El tiempo detenido en este invierno fue la ocasión para los que habitamos zonas rurales de descubrir paisajes y rincones desconocidos, de hacer rutas señalizadas al lado del pueblo. De apreciar el entorno a paso lento, disfrutando de lo mucho que ofrece la naturaleza aún en invierno. Caminos transitados repetidamente en estos días largos en el pueblo de Ordes, compuesto de parroquias con aldeas tranquilas: Buscás, Vilaverde, Poulo, Mañufe,…Y rutas de senderismo señalizadas como el Sendero de San Paio y Outeiro o la Ruta del río Mercurín. En Ordes también es posible hacer una ruta por los murales y graffitis de la villa, fruto del Festival Desordes Creativas, que tiene lugar todos los veranos, otra forma de hacer turismo. También la cercana localidad de Carballo se distingue por su ruta de los murales de arte urbano, que visitamos también este invierno.

Invierno en Galicia, confinamiento. Paseos por la naturaleza

Los días de mayor apertura coincidieron en ocasiones con días de intensos granizos mientras nevaba en el resto de España. Lo que nos nos impidió explorar un pedazo de la Costa da Morte, desde Malpica, con las islas Sisargas en frente; pasando por la localidad de Ponteceso, donde subimos al Mirador de Monte blanco, que nos regaló panorámicas privilegiadas de la ría de Corme y Laxe. Y terminamos en los acantilados del Roncudo, en el faro de Corme, donde se encuentran a duras penas los mariscadores del lugar los percebes más conocidos de A Costa da Morte. En toda esta ruta por la costa que iniciamos desde el interior de la provincia de A Coruña, una parada en Buño, tierra de ceramistas y cerámica.

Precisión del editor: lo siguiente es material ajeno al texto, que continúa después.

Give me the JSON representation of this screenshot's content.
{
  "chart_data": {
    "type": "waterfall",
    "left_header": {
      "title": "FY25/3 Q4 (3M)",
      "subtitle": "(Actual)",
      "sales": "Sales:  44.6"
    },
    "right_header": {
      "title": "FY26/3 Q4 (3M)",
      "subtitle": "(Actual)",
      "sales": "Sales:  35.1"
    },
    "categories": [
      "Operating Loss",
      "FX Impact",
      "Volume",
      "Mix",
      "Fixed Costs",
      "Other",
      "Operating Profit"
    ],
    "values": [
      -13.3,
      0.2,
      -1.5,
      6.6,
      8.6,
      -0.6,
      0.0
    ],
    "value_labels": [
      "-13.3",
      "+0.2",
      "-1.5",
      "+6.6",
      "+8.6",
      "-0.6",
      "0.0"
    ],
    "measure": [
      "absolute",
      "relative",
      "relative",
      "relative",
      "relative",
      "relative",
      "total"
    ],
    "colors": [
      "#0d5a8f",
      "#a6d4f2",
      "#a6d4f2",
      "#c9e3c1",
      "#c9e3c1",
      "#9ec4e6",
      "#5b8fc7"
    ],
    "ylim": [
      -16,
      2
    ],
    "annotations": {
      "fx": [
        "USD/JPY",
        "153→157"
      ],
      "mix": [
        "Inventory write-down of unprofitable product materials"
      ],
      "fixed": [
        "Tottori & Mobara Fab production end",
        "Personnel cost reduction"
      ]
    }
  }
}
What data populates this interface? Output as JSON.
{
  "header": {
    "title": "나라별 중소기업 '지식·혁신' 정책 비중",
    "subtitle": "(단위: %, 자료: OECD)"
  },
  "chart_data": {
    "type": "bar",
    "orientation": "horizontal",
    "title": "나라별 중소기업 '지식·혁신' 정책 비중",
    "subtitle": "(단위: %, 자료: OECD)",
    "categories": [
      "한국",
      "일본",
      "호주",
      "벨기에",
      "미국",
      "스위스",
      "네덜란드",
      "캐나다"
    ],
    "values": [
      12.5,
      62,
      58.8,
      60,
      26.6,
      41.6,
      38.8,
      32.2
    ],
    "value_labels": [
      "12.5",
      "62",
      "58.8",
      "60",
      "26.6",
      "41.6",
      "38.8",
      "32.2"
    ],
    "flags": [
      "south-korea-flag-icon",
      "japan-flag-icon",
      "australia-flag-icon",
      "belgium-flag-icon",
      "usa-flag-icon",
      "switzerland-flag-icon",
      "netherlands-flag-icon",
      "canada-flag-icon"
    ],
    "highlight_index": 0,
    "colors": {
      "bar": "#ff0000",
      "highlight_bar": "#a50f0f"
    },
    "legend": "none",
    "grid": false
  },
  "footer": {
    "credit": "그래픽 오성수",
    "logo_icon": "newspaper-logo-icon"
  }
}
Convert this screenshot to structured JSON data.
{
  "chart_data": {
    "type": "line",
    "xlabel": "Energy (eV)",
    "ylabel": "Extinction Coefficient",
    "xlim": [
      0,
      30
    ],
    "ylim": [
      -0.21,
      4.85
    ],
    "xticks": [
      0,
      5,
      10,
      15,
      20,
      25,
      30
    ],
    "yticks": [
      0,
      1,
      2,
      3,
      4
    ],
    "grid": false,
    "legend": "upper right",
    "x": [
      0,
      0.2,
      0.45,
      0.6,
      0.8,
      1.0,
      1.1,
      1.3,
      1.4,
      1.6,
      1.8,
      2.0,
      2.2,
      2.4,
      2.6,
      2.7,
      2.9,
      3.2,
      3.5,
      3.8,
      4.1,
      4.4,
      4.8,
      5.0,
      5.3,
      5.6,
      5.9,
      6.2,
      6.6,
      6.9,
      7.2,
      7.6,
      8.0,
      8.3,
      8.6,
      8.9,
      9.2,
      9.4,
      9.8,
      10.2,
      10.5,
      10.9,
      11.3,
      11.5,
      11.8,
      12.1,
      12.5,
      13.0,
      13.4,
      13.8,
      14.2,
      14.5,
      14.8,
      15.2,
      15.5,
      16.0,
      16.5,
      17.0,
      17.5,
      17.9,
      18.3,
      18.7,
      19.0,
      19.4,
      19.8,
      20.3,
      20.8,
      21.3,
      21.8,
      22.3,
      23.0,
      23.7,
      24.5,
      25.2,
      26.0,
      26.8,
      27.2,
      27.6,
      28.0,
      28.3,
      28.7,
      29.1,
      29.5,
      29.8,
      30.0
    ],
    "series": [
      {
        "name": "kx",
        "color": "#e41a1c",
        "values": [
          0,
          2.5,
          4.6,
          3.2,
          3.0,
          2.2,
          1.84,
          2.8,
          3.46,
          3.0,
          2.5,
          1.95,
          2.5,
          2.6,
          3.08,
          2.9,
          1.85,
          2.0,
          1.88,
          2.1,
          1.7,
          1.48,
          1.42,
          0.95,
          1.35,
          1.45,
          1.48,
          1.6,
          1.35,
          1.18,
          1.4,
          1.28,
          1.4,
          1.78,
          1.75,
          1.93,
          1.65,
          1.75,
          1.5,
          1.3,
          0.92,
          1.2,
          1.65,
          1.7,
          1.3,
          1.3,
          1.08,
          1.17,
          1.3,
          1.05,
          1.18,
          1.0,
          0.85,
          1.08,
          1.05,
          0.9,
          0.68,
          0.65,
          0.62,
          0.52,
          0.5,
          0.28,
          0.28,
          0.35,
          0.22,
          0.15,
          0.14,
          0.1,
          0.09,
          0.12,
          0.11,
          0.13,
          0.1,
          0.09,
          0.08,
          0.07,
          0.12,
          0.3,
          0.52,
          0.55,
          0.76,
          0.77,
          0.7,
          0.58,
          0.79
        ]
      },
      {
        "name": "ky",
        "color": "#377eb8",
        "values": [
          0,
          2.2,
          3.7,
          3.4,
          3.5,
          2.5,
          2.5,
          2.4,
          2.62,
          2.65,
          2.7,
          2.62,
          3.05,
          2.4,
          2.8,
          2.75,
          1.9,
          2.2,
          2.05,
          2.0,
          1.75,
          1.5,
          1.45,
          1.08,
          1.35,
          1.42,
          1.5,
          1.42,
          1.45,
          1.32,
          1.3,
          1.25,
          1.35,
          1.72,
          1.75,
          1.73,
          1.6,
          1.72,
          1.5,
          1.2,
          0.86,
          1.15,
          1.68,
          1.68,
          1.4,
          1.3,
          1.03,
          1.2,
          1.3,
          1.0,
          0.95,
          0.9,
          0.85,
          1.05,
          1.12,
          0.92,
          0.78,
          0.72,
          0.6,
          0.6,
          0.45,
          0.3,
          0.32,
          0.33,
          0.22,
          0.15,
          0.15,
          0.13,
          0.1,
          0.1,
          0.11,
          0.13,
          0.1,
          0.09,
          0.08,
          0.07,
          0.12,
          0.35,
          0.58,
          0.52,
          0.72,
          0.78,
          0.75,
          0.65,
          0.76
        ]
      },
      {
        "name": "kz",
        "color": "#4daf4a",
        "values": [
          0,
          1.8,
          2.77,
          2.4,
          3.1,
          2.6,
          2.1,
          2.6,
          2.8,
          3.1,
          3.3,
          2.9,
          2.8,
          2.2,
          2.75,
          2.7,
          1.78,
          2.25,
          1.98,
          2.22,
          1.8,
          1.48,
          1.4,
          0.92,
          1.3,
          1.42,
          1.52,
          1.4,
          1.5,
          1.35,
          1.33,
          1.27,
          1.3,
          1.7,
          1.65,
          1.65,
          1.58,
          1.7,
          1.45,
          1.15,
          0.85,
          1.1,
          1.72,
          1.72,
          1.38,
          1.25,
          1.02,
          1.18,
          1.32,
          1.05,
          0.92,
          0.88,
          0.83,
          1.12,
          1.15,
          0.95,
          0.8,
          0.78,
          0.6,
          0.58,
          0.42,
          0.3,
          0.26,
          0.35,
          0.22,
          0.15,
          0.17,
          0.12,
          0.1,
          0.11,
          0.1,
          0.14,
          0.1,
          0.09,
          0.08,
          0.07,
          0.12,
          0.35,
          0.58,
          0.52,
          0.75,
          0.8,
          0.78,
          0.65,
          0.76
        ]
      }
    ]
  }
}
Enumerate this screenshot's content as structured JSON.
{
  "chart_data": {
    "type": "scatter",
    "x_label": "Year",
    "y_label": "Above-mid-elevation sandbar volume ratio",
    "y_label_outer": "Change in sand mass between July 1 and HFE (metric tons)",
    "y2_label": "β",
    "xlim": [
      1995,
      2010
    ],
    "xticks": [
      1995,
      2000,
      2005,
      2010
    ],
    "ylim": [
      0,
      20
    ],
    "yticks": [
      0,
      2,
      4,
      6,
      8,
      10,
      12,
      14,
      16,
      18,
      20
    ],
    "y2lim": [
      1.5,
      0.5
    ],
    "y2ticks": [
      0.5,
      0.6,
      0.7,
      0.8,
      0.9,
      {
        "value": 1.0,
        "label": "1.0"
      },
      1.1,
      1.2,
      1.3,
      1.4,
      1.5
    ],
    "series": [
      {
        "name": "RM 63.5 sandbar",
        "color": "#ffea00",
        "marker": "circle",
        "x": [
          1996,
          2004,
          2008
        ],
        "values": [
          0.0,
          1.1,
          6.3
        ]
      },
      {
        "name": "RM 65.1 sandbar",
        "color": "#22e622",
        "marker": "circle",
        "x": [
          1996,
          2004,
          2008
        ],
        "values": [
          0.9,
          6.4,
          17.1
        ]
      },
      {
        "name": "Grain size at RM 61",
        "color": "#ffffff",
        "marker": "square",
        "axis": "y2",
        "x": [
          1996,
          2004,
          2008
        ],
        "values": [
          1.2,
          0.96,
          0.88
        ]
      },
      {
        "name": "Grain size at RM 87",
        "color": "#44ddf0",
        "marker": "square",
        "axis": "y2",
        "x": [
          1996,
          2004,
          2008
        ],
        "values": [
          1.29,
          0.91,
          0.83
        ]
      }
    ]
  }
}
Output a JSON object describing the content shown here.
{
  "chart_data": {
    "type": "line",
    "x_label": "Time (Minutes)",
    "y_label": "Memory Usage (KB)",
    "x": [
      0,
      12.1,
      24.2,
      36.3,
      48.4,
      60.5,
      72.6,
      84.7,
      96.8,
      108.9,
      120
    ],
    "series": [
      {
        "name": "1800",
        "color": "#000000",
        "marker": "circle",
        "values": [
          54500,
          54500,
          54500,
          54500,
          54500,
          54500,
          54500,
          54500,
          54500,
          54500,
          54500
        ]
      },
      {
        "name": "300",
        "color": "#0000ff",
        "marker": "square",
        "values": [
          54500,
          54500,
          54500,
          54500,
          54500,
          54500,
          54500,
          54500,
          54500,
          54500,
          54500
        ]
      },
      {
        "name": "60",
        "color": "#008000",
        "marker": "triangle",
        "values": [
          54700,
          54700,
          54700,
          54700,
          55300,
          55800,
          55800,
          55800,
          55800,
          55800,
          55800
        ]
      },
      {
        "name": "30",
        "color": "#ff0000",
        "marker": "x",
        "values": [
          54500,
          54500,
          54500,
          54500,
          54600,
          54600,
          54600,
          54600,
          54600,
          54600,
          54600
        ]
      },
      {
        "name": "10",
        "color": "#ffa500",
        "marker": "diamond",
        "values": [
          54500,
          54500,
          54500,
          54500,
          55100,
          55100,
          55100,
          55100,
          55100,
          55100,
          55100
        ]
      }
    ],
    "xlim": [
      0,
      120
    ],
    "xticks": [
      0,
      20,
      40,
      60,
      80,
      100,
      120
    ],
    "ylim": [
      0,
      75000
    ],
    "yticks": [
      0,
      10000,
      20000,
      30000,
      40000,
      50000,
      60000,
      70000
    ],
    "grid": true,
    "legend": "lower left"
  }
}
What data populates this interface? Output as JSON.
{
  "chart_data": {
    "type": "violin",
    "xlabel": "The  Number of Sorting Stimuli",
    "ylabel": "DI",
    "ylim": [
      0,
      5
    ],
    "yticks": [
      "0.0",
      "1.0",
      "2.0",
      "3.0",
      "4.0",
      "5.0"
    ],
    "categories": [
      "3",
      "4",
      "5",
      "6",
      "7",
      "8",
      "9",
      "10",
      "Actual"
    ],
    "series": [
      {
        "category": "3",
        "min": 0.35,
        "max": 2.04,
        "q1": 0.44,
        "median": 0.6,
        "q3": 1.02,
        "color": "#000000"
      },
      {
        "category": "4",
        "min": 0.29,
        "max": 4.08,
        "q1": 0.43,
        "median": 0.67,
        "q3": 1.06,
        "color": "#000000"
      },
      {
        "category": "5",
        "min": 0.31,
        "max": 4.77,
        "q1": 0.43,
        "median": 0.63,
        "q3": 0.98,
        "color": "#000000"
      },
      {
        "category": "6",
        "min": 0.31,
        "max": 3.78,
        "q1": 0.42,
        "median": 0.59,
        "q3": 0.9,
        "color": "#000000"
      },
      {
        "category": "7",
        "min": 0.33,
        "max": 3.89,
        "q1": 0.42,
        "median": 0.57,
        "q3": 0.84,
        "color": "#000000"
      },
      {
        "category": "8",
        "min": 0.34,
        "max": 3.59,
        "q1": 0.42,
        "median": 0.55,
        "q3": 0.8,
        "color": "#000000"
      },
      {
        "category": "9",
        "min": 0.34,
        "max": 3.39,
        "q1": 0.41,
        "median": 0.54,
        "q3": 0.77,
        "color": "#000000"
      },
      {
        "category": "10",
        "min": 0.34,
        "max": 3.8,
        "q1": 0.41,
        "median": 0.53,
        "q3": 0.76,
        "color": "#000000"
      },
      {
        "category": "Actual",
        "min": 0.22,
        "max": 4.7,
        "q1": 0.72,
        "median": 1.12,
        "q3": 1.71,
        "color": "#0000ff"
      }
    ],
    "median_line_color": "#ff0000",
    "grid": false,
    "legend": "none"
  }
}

También hubo días azules de invierno, con esa luz baja, en los que te abrigas y sales a pasear. Como cuando hicimos la Ruta por la Costa Doce, en Sada, descubriendo un pedazo de las Mariñas Coruñesas, Reserva de la Biosfera. Siempre al lado de la Ría de Betanzos, que nos regaló auténticas postales de las Rías Altas.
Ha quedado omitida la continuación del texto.